Beberapa saat kemudian..


"Papa Arman...." tiba-tiba terdengar suara Stevie memanggil Armansyah dari pinggir jalan. Ternyata gadis muda itu sudah sampai di tempat yang mereka janji ketemu. Armansyah langsung membuka pintu mobil, kemudian keluar dan berlari ke arah Stevie,


"Stevie putriku... ini papa Stevie.." laki-laki tua itu memeluk putrinya, dan tanpa merasa sungkan maupun takut, Stevie membalas pelukan papanya dengan erat. Setelah beberapa saat, Armansyah melepaskan pelukan dari putrinya..


"Terima kasih Stevie.., kamu tidak melupakan papa sayang. Ternyata kamu masih mengakuiku sebagai papamu, meskipun sudah ada Wijaya papa kandungmu..." dengan suara parau, Armansyah berbicara pada putrinya.

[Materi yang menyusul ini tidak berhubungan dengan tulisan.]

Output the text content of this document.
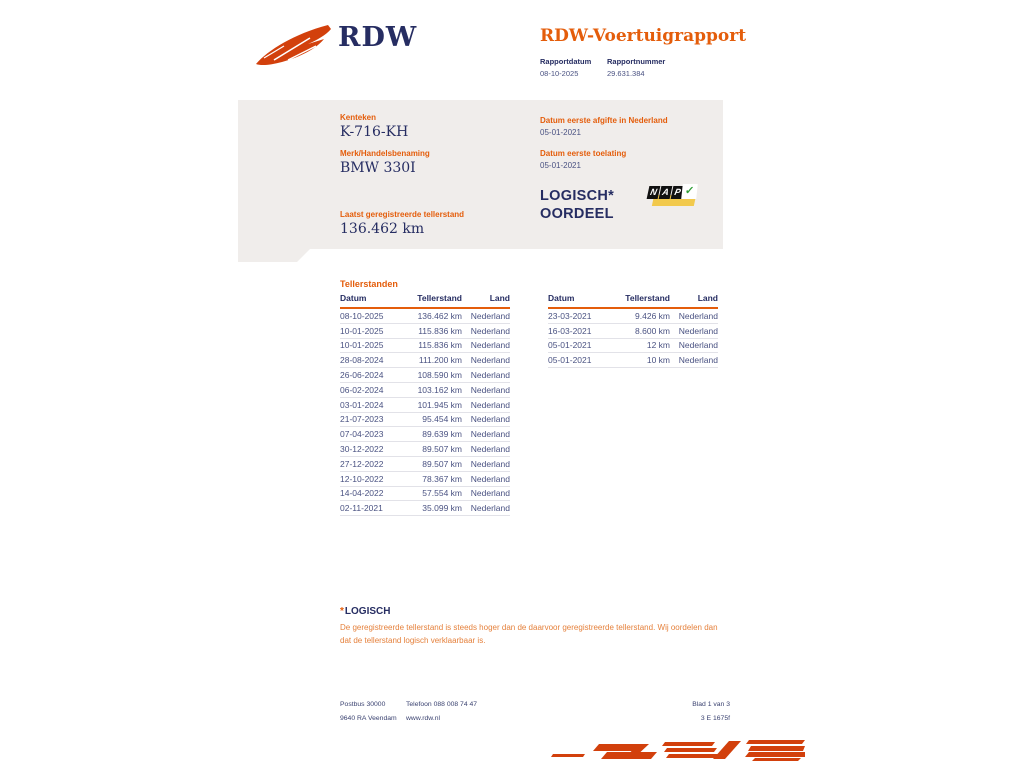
RDW	RDW-Voertuigrapport
Rapportdatum
08-10-2025
Rapportnummer
29.631.384
Kenteken
K-716-KH
Merk/Handelsbenaming
BMW 330I
Laatst geregistreerde tellerstand
136.462 km
Datum eerste afgifte in Nederland
05-01-2021
Datum eerste toelating
05-01-2021
LOGISCH*
OORDEEL
N A P ✓
Tellerstanden
Datum	Tellerstand	Land
08-10-2025	136.462 km	Nederland
10-01-2025	115.836 km	Nederland
10-01-2025	115.836 km	Nederland
28-08-2024	111.200 km	Nederland
26-06-2024	108.590 km	Nederland
06-02-2024	103.162 km	Nederland
03-01-2024	101.945 km	Nederland
21-07-2023	95.454 km	Nederland
07-04-2023	89.639 km	Nederland
30-12-2022	89.507 km	Nederland
27-12-2022	89.507 km	Nederland
12-10-2022	78.367 km	Nederland
14-04-2022	57.554 km	Nederland
02-11-2021	35.099 km	Nederland
Datum	Tellerstand	Land
23-03-2021	9.426 km	Nederland
16-03-2021	8.600 km	Nederland
05-01-2021	12 km	Nederland
05-01-2021	10 km	Nederland
*LOGISCH
De geregistreerde tellerstand is steeds hoger dan de daarvoor geregistreerde tellerstand. Wij oordelen dan
dat de tellerstand logisch verklaarbaar is.
Postbus 30000
9640 RA Veendam
Telefoon 088 008 74 47
www.rdw.nl
Blad 1 van 3
3 E 1675f
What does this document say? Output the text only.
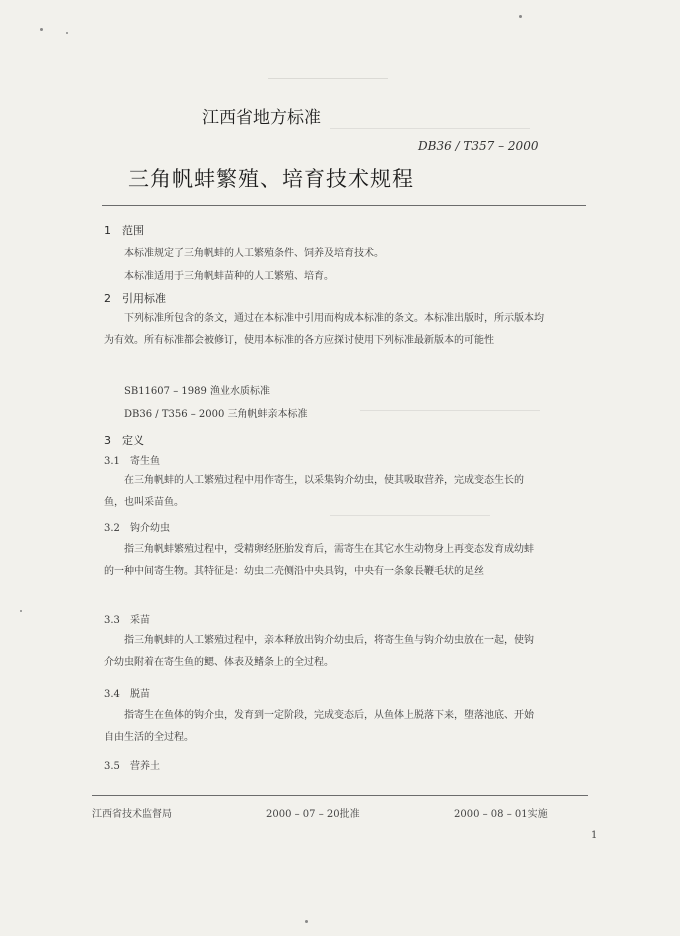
江西省地方标准
DB36 / T357 – 2000
三角帆蚌繁殖、培育技术规程
1 范围
本标准规定了三角帆蚌的人工繁殖条件、饲养及培育技术。
本标准适用于三角帆蚌苗种的人工繁殖、培育。
2 引用标准
下列标准所包含的条文，通过在本标准中引用而构成本标准的条文。本标准出版时，所示版本均为有效。所有标准都会被修订，使用本标准的各方应探讨使用下列标准最新版本的可能性
SB11607 – 1989 渔业水质标准
DB36 / T356 – 2000 三角帆蚌亲本标准
3 定义
3.1 寄生鱼
在三角帆蚌的人工繁殖过程中用作寄生，以采集钩介幼虫，使其吸取营养，完成变态生长的鱼，也叫采苗鱼。
3.2 钩介幼虫
指三角帆蚌繁殖过程中，受精卵经胚胎发育后，需寄生在其它水生动物身上再变态发育成幼蚌的一种中间寄生物。其特征是：幼虫二壳侧沿中央具钩，中央有一条象長鞭毛状的足丝
3.3 采苗
指三角帆蚌的人工繁殖过程中，亲本释放出钩介幼虫后，将寄生鱼与钩介幼虫放在一起，使钩介幼虫附着在寄生鱼的鳃、体表及鳍条上的全过程。
3.4 脱苗
指寄生在鱼体的钩介虫，发育到一定阶段，完成变态后，从鱼体上脱落下来，堕落池底、开始自由生活的全过程。
3.5 营养土
江西省技术监督局	2000 – 07 – 20批准	2000 – 08 – 01实施
1
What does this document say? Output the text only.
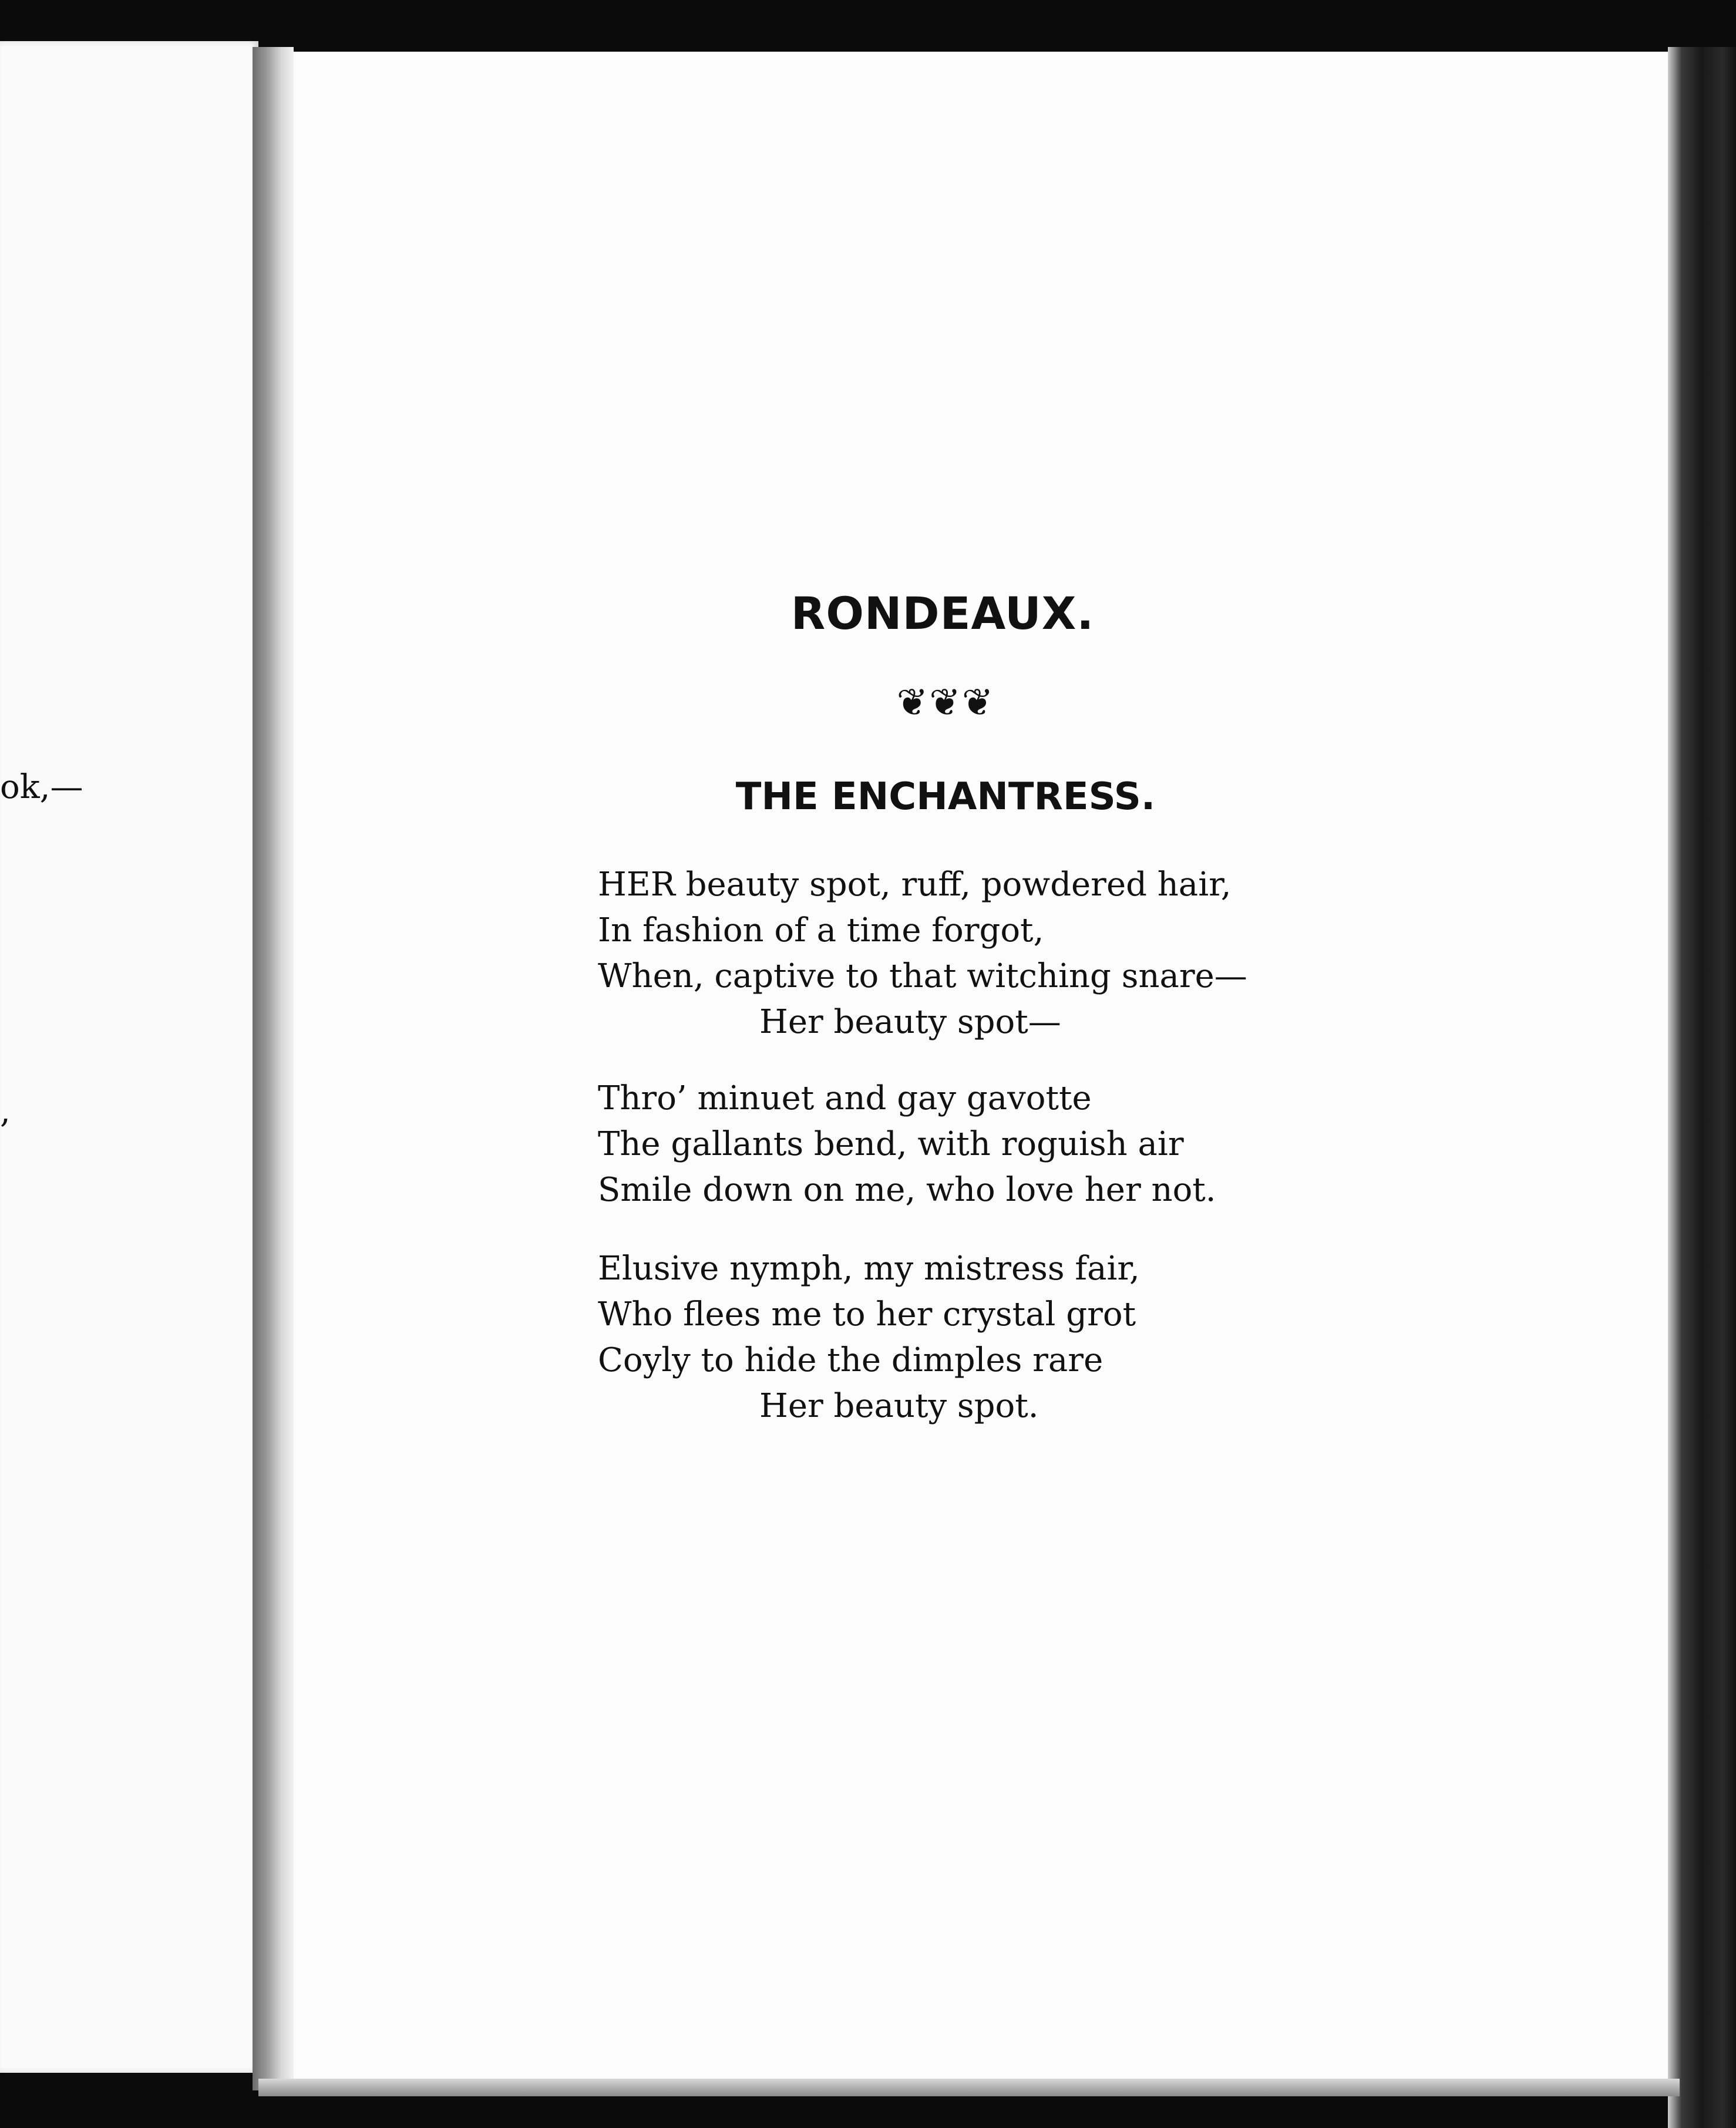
ok,—
,
RONDEAUX.
❦❦❦
THE ENCHANTRESS.
HER beauty spot, ruff, powdered hair,
In fashion of a time forgot,
When, captive to that witching snare—
Her beauty spot—
Thro’ minuet and gay gavotte
The gallants bend, with roguish air
Smile down on me, who love her not.
Elusive nymph, my mistress fair,
Who flees me to her crystal grot
Coyly to hide the dimples rare
Her beauty spot.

"Papa Arman tetap seorang papa bagi Stevie.. demikian juga dengan papa Wijaya. Kalian berdua sama-sama punya nilai masing-masing di hati Stevie pa.." gadis muda itu berucap lirih. Keduanya saling bertatapan..


"Ada baiknya kita berbincang di dalam restaurant papa, disini banyak yang melihat perbincangan kita.." menyadari posisi mereka saat ini, Stevie mengajak papanya untuk duduk di dalam restaurant.


"Maafkan papa Stevie.., papa harus bergegas untuk menghindari kejaran Sandrina dan suami barunya. Mumpung ada Chakram, laki-laki baik yang akan membantuku melepaskan semuanya, semua kehidupan ini. Papa akan mencoba untuk terlahir kembali sebagai Armansyah yang baru. Papa sangat bahagia, karena di detik akhir papa akan mulai mengasingkan diri, ternyata putriku Stevie masih menyayangiku." dengan mata berlinang, Armansyah terus memandang Stevie dengan tatapan tidak percaya.


"Kenapa papa harus pergi dari kehidupan Stevie pa,.. aku akan mencoba untuk merayu dan meyakinkan kak Andre.. pa. Kita bisa hidup berdampingan, rukun tanpa saling mengganggu." Stevie mencoba merayu papanya untuk membatalkan niatnya.


Laki-laki itu tersenyum, kemudian meletakkan kedua tangannya di bahu gadis muda itu.


"Stevie.. papa masih ada dan hidup di dunia ini. hanya saja, dengan petunjuk Chakram, laki-laki muda yang berada di belakang kemudi itu, papa akan menuju ke desa Maureen. Papa akan menenangkan diri disana Stevie, akan healing, dan melupakan gemerlap duniawi. Papa akan menjalani sebuah kehidupan, sebuah babak baru dalam kehidupan di masa depan. Doakan papa bisa melewatinya putriku..." kembali Armansyah menjelaskan,


Stevie terdiam, seperti tidak percaya dengan ucapan yang didengarnya. Tetapi Armansyah menepuk pelan bahu putrinya, kemudian..


"Papa tidak akan bisa behenti lama disini Stevie.., terima kasih sudah mau menemui papa untuk terakhir kalinya. Jika masih ada umur panjang, dan kita berjodoh, Tuhan pasti akan mempertemukan kita kembali.. Yakinlah Stevie.." Armansyah kembali memeluk putrinya, dan memberikan kecupan di pucuk kepala Stevie.


Perlahan laki-laki tua itu melepaskan pelukan, dan Stevie hanya menatap papanya berjalan meninggalkannya sambil berurai air mata.